Developer can build 32 homes on Thornbury outskirts after winning appeal

A DEVELOPER’S plan to build 32 homes on a field on the outskirts of Thornbury has been allowed on appeal by a planning inspector.

Newland Homes’ bid for outline permission for housing on the site at Post Farm, north of Butt Lane, on farmland currently used for cattle grazing, was thrown out by South Gloucestershire Council in January last year.

The developer’s agents Pegasus Group claimed the 32 homes “can be sensitively accommodated on-site, limiting the impact of the scheme in the wider landscape setting”.

However the plans were opposed by Thornbury Town Council and 38 residents, and South Gloucestershire Council agreed.

The application was rejected by officers using delegated powers on seven separate grounds, for contradicting the council’s core strategy, policy, sites and places plan and the Thornbury Neighbourhood Plan.

The council said it would have adverse impacts on the hamlet of Lower Morton and the heritage setting of Grade II listed Yew Tree Farmhouse, which were “not outweighed by the public benefits of the scheme”.

It was a third attempt to develop the site, with the same developers approaching South Gloucestershire Council in 2021 with proposals for up to 37 homes, and an earlier planning application by Linden Homes to build up to 39 homes on the site rejected by the council in 2019.

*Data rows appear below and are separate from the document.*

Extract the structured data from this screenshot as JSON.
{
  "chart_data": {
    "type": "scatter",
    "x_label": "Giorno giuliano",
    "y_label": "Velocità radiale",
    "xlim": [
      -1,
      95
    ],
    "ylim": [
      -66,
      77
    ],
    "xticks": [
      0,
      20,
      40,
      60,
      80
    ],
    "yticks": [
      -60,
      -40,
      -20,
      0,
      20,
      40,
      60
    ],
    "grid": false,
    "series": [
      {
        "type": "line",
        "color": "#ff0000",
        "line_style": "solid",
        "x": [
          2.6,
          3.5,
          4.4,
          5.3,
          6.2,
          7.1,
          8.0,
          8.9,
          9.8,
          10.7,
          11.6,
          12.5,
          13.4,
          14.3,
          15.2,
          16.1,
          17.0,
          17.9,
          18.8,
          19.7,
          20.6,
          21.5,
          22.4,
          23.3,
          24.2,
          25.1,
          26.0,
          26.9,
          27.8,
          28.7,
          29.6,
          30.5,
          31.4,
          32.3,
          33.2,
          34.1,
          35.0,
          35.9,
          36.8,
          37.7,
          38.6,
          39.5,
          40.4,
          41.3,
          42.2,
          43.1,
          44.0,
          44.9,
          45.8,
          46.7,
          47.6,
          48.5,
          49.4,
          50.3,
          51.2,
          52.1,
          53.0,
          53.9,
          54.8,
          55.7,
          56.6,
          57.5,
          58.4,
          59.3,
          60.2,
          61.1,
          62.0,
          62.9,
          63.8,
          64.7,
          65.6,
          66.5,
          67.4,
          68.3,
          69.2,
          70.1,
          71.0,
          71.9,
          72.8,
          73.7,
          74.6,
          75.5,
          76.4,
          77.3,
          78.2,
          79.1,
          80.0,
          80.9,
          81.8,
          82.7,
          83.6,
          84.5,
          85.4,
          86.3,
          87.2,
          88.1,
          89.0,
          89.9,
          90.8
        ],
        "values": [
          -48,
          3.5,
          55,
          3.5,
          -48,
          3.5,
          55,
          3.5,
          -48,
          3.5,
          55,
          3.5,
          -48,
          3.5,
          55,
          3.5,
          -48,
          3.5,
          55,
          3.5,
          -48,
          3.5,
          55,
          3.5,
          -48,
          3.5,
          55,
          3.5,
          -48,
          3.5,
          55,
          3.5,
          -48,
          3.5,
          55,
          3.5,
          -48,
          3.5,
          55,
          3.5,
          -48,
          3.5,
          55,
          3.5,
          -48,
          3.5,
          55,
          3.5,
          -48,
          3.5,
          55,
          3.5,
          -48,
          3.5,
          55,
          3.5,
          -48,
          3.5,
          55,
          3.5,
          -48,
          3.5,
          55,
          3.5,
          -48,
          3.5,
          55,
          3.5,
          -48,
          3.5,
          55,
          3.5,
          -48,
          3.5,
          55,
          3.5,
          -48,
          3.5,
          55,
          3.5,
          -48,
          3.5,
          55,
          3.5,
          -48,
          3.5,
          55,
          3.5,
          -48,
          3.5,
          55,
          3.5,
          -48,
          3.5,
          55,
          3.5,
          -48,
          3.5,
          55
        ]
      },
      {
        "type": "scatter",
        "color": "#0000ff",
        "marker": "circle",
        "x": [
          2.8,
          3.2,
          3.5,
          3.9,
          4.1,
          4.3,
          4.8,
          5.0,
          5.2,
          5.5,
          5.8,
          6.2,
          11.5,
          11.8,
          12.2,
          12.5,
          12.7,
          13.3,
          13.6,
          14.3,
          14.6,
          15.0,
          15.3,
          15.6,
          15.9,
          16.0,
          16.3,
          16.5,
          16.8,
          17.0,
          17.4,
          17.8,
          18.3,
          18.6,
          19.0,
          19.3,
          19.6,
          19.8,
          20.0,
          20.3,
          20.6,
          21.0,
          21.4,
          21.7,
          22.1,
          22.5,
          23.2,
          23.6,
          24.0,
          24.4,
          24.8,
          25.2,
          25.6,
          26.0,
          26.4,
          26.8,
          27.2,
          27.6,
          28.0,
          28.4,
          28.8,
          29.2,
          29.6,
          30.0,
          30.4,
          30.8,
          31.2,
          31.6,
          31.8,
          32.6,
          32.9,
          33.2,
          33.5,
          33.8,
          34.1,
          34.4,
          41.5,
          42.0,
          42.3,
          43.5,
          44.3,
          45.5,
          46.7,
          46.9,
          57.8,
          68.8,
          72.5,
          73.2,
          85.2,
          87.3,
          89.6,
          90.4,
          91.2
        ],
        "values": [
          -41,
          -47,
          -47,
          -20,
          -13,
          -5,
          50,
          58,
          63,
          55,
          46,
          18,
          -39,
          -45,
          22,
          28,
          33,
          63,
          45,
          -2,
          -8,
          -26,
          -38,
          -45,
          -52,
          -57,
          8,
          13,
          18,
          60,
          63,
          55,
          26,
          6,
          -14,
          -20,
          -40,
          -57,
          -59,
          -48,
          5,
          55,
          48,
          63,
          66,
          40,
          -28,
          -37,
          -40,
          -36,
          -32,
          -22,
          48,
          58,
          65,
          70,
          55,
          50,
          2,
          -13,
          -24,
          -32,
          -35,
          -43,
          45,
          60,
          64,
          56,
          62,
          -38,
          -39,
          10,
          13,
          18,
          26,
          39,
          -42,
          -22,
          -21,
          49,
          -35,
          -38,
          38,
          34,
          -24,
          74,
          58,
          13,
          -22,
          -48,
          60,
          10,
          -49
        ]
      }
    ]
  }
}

However after an appeal heald at the end of January, the Planning Inspectorate has now informed South Gloucestershire Council that its decision has been overturned and the development will be allowed.

Newland Homes said the council had not proved it had an adequate supply of land for housing.

‘Public benefits outweigh the harms’ – inspector

In a decision released in March, inspector Hollie Nicholls said: “The public benefits of the proposal include the delivery of up to 32 dwellings, in the context of an undersupply of housing, and of which 40% would be affordable homes.

“Additional benefits would include the provision of further public open space and biodiversity enhancements, through landscaping and specific enhancement measures.

“In my view, these public benefits outweigh the identified less than substantial harms to the designated heritage assets.”

Campaigners Thornbury Against Poorly Planned Development (TRAPP’D) said: “We were disappointed but not entirely surprised by the outcome of the appeal to extend Post Farm for yet another 32 new houses.

“The appeal brought by Newland Homes was on a site that had twice previously been rejected by the Council, is not part of the proposed New Local Plan, and came despite strong arguments from TRAPP’D and other residents that it would damage the setting of the rural hamlet of Lower Morton and other heritage assets as well as causing further traffic congestion and strain on local services.

“The Inspector largely agreed with our arguments about the harm but said that all this was overruled by the fact that we do not have an “up to date” Plan in place.”